Sayangnya, jumlah lembaga penyedia layanan masih terbatas di banyak daerah di Indonesia, khususnya di luar Jawa.
"Jumlah lembaga layanan berbasis masyarakat dan pemerintah belum memadai, bahkan belum ada di semua wilayah," ungkap Novita.
Hal ini semakin diperparah oleh keterbatasan sumber daya manusia, sarana prasarana, dan dukungan anggaran yang menunjukkan bahwa isu penghapusan kekerasan terhadap perempuan masih belum menjadi prioritas.
2. Ketidakselarasan Regulasi di Tingkat Nasional dan Daerah
Regulasi yang belum selaras antara tingkat nasional dan daerah juga menjadi hambatan besar.

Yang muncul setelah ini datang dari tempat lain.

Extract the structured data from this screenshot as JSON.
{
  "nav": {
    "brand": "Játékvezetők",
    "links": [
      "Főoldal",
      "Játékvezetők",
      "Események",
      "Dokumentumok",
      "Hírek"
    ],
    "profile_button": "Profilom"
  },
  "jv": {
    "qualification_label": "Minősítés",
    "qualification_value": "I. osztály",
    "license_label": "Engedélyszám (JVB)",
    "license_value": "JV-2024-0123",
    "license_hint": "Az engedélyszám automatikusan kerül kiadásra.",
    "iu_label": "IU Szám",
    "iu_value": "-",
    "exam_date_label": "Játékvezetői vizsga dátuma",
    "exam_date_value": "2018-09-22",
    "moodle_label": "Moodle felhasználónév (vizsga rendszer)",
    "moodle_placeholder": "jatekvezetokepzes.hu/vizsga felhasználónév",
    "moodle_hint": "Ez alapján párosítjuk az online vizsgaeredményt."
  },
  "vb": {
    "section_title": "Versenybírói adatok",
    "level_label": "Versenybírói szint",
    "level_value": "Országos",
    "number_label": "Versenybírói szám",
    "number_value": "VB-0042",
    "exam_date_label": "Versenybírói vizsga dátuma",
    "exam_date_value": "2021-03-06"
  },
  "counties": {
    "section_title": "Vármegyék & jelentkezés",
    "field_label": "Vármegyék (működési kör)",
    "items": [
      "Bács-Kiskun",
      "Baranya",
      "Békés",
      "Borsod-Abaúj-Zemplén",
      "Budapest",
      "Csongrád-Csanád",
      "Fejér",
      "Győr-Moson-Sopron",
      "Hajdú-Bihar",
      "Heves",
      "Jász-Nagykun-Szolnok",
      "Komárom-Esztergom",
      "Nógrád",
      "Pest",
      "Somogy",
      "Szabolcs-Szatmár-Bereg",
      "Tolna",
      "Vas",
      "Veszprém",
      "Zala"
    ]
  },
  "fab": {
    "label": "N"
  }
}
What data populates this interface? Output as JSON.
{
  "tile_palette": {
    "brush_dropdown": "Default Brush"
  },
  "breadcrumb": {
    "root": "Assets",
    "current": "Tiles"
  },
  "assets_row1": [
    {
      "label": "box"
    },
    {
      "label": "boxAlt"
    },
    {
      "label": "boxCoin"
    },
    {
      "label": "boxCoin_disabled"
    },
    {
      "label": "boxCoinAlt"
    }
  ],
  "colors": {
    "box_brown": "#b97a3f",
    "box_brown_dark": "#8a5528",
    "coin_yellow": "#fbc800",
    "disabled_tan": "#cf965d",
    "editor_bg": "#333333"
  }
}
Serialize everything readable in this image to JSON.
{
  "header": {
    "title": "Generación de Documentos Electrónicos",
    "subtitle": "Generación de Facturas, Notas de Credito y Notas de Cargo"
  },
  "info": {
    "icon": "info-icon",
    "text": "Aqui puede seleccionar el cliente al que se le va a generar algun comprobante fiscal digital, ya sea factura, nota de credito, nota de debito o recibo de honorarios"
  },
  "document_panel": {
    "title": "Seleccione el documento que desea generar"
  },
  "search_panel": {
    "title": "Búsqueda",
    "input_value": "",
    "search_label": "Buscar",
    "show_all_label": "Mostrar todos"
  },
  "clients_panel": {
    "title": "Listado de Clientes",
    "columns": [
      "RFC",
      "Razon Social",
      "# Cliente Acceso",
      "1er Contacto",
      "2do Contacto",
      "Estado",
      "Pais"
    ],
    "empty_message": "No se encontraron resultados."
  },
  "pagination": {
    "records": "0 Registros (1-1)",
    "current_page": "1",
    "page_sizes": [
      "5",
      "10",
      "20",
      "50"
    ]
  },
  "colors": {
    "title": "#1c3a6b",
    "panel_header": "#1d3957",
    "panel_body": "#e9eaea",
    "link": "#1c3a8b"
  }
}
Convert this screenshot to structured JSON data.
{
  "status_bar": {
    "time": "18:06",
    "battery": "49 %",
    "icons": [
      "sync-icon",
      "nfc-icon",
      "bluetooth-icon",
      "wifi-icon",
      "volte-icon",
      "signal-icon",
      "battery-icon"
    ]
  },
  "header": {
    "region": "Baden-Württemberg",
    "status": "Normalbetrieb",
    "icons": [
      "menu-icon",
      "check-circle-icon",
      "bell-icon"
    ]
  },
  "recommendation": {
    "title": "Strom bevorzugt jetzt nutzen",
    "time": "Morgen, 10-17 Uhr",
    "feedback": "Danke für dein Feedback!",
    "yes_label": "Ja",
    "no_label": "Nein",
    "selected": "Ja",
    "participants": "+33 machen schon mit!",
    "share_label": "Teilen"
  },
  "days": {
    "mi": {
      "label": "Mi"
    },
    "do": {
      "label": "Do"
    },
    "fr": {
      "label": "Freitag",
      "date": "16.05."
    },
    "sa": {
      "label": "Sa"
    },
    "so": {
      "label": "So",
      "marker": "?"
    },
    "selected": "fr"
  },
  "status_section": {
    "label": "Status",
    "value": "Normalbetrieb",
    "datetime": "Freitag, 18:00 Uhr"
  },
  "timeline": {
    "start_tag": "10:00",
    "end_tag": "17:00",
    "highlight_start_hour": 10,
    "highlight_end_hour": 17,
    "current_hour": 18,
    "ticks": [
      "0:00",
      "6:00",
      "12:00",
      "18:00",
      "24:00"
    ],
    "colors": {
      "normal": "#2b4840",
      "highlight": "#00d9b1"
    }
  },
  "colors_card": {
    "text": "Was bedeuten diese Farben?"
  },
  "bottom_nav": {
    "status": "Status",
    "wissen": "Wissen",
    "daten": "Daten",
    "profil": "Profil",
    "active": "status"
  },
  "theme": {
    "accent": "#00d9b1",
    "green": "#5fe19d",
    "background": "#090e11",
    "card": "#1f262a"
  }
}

"Sebagai salah satu studi teman-teman anggota FPL di Padang, regulasi UPTD PPA (Unit Pelaksana Teknis Daerah Perlindungan Perempuan dan Anak) yang digunakan masih yang lama, padahal sudah ada aturan baru," papar Novita.
Akibatnya, mandatnya menjadi tidak sinkron,” terang Novita. Ketidaksesuaian ini tidak hanya menimbulkan kebingungan, tetapi juga menghambat implementasi layanan yang efektif.
3. Perlindungan bagi Pendamping dan Sumber Daya Internal yang Terbatas
Pendamping korban kekerasan juga menghadapi ancaman serius. Ada kasus di mana wajah pendamping disebar di wilayah kekuasaan pelaku, membuat mereka tidak bebas menjalankan tugasnya.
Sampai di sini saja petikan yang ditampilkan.